I would add that, actually, we don’t get all the usual stories: just a couple of them. Sure, “Yesterday”, but not the one about “Hey Jude”, nor “Let it Be.” So, you know, there.
Filmed in tasteful black and white, McCartney 3, 2, 1 (Disney+ in the UK) sees Macca and Rick Rubin surrendering to the void, an inchoate and ill-defined space with a small mixing console, an upright piano, some seats, a couch, an acoustic guitar, all of which are called into play by the vastly talented and yet still somehow underrated McCartney. The musician illustrates his processes on these instruments, stopping occasionally to remark that even he is sometimes astonished at how well things turn out. The 14-year old boy who instinctively knew, writing his first song, that it would sound more musical if the bass line went down as the melody went up, is an unnervingly precocious individual. We are asked to appreciate that Jackson Browne wrote “These Days” when he was 15, but Paul McCartney? *gestures*
Ian McDonald’s bias, in Revolution in the Head is stunningly obvious, as he sings the praises of the lyrically bland LSD-infused “Rain” and sniffs dismissively at the lyrically bland LSD-infused “Hello Goodbye”. In McCartney 3, 2, 1, Macca reveals that one of his own favourite songs is the perfectly simple “Here, There, and Everywhere”, dismissed by McDonald as “cloying”, and never has the gulf between blinkered critical assessment and popular appreciation been more starkly illustrated.

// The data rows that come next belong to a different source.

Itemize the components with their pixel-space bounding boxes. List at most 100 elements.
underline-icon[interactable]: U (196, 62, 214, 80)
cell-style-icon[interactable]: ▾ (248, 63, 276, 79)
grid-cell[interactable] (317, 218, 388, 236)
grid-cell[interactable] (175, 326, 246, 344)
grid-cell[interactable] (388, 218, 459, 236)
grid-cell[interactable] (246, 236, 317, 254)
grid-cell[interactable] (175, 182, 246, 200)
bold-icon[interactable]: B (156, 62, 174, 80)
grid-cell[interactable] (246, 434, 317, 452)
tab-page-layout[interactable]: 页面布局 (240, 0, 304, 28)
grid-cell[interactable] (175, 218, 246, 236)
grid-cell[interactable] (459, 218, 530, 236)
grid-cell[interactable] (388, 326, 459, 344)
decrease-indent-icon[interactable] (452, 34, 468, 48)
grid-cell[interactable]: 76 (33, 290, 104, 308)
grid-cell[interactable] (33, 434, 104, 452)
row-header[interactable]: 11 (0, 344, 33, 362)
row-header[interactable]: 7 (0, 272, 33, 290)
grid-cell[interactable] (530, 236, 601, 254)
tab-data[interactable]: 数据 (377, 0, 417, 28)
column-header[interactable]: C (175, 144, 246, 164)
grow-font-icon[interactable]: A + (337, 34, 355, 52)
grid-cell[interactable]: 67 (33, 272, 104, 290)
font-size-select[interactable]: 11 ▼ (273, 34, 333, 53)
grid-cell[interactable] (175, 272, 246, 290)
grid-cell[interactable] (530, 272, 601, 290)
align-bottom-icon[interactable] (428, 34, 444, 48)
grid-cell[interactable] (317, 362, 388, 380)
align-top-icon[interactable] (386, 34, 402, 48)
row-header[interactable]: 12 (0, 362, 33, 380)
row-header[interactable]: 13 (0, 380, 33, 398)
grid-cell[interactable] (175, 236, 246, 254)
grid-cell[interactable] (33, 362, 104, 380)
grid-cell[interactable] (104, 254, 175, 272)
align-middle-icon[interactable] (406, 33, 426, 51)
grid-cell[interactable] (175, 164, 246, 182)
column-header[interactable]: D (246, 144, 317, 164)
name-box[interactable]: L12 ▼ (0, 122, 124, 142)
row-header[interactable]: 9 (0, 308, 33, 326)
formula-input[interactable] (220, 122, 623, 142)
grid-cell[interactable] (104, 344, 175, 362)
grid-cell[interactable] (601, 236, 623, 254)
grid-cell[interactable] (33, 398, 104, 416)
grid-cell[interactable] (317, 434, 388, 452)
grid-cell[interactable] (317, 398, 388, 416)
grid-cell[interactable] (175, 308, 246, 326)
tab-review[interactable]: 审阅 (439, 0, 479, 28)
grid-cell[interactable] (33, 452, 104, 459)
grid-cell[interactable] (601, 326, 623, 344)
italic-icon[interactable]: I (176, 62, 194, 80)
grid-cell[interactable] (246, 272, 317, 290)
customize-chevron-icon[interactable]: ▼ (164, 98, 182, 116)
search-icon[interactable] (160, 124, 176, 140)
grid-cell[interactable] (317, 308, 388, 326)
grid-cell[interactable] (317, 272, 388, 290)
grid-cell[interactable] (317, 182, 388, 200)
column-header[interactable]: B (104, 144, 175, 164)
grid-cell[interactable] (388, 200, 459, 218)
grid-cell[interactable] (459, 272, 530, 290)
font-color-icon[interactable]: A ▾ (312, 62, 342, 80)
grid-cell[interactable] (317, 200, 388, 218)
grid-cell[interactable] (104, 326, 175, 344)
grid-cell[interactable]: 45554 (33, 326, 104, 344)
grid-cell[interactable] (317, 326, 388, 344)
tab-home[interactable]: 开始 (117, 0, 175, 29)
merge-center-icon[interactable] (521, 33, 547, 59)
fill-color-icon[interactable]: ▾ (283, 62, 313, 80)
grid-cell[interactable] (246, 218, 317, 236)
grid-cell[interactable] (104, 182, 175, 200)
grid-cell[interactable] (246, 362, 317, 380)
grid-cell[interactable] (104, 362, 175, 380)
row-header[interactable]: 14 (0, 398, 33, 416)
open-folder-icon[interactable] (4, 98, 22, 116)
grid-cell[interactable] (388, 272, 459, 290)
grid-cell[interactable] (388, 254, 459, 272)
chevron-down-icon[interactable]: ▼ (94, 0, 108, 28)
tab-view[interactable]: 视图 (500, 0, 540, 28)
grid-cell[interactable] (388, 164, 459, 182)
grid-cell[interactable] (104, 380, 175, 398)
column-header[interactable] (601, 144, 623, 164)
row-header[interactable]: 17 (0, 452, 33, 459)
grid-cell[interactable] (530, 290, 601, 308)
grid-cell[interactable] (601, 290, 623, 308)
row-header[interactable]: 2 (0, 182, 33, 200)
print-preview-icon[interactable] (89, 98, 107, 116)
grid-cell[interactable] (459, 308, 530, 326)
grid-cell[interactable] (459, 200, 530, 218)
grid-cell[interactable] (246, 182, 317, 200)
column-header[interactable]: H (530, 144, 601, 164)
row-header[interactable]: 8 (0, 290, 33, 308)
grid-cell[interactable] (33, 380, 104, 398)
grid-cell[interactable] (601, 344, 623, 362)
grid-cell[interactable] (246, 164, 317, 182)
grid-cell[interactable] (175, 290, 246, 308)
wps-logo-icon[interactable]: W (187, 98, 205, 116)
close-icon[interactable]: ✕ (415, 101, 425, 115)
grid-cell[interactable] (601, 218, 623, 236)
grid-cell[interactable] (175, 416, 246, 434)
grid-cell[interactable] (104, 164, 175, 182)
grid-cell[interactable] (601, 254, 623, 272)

Rubin has lengths of sticky draped all over the console, labelled with the parts from the Beatles’ multis, so he can pull up faders and reveal the genius underneath. And, this being McCartney 3, 2, 1, very often the genius is in the bass line. A great moment, during “While My Guitar Gently Weeps” as Rubin opines that the bass sounds like it comes from a different song, and McCartney spontaneously sings a raucous bluesy melody over the bass line he laid down 53 years ago. Another great moment, the faders pulled down during the middle 8 of “This Boy” and Lennon’s raw, emotive vocal rings clear, a reminder that The Beatles were always great, always wonderful, their early stuff and their late stuff, no matter what Lennon said in 1970 and onwards.
Perhaps the nicest moment of all was when Rubin read out a quote complimenting his bass playing, something Paul said he had never heard, and then revealed that it was from John. Even that compliment (in the 1980 Playboy interview) was a bit back handed, but it was nice to hear, and lovely to see how much Rubin appreciated McCartney, and continued to be amazed at what the Beatles achieved.
To answer my opening question, I know which I prefer. Thank goodness for Paul McCartney, and two thumbs up for appreciating him while he’s still with us.